Sure, the transition into and out of college is challenging. Upon embarking on their Hilltop experience, students encounter new cultures, harder academics and a fresh, sometimes intimidating, social scene. Students face the prospect of living on their own time schedules, perhaps for the first time. Some are on their own financially. Some have never spent a day away from their parents before.

An adjustment will have to occur, but Georgetown is well equipped to help new students deal with the transition. Academic deans, counselors at Counseling and Psychiatric Services and professors are mindful of students struggling with the stress of fitting in. Students – if they will ever be able to function on their own – must learn to cope with difficulties in their own individual ways.

For those students who are leaving the Georgetown bubble to finally enter the real world, the prospect of the transition in May can be even more daunting. Career and Option Fairs as well as the Career Center can direct students toward the next step in their lives. But for these students, the path to independence should not begin when they graduate. It needs to be a gradual process, and it will be more satisfying for students if they can look back on their accomplishments and think of them as their own doing – not their parents’.

All of this is not to say that students don’t need parents.

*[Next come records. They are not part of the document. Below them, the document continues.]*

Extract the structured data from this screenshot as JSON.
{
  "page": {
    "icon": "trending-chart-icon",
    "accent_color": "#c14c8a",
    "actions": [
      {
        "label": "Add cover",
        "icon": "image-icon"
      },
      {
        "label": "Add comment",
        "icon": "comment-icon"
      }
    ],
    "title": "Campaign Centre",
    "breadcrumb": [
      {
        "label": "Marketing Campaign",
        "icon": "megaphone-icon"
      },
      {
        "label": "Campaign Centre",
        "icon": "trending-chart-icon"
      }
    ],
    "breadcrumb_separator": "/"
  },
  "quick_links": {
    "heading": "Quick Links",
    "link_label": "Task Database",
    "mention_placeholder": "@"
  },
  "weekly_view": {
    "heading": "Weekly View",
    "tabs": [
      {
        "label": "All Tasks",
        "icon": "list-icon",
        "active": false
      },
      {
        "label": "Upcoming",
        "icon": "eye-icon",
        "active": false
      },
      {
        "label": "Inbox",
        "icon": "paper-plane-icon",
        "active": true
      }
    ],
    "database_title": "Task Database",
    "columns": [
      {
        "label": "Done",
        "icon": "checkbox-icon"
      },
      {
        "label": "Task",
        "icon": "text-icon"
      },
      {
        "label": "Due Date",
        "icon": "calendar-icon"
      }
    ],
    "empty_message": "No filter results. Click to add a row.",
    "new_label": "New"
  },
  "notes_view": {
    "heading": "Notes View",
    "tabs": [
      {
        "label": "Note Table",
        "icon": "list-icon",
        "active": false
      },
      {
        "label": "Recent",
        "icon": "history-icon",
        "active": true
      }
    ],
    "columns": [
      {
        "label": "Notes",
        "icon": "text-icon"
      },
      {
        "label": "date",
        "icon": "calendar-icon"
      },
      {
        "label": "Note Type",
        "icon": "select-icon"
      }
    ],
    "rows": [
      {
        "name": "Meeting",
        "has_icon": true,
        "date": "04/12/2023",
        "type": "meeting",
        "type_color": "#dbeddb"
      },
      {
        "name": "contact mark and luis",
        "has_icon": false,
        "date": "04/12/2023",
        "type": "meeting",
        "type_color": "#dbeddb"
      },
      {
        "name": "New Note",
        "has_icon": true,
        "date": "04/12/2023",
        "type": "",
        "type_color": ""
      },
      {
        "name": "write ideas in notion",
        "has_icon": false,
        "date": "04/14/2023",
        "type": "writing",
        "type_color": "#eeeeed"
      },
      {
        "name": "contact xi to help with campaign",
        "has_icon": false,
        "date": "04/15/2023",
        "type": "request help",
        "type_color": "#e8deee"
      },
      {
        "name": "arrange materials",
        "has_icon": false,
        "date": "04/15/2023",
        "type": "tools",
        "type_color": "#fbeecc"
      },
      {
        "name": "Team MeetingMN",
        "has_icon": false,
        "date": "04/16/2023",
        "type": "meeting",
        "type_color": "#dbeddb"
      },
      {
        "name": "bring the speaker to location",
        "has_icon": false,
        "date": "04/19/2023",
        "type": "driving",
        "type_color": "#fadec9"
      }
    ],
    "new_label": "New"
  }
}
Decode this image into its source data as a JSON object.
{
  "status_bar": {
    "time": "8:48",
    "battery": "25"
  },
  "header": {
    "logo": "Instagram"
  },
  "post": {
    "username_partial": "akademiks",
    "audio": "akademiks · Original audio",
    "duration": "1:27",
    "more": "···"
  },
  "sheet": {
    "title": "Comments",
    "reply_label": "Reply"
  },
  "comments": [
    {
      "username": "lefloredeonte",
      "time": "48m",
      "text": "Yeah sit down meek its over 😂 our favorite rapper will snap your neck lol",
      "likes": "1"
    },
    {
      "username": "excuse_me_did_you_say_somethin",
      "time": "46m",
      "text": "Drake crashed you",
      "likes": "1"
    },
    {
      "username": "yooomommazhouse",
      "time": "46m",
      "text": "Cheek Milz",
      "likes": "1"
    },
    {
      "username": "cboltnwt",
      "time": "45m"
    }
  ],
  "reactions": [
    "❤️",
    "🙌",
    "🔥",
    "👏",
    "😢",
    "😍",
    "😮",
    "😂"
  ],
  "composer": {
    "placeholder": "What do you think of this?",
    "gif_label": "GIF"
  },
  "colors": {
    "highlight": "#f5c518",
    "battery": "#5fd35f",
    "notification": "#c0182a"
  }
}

Moderating their level of engagement does not mean mothers and fathers are absent from their sons’ and daughters’ lives completely. Students need and will always need the support networks their families provide for them. As students’ worlds change and transitions occur, parents and families are the much-needed constants in their lives.

It’s merely the hovering, the coddling and the babying that are ultimately crippling for students these days. The sooner parents move on to their new guiding roles, the sooner students will be able to command the direction of their own lives. They just have to trust us – we’re not leaving forever. They raised us well; we just need some time to figure out how to be on our own.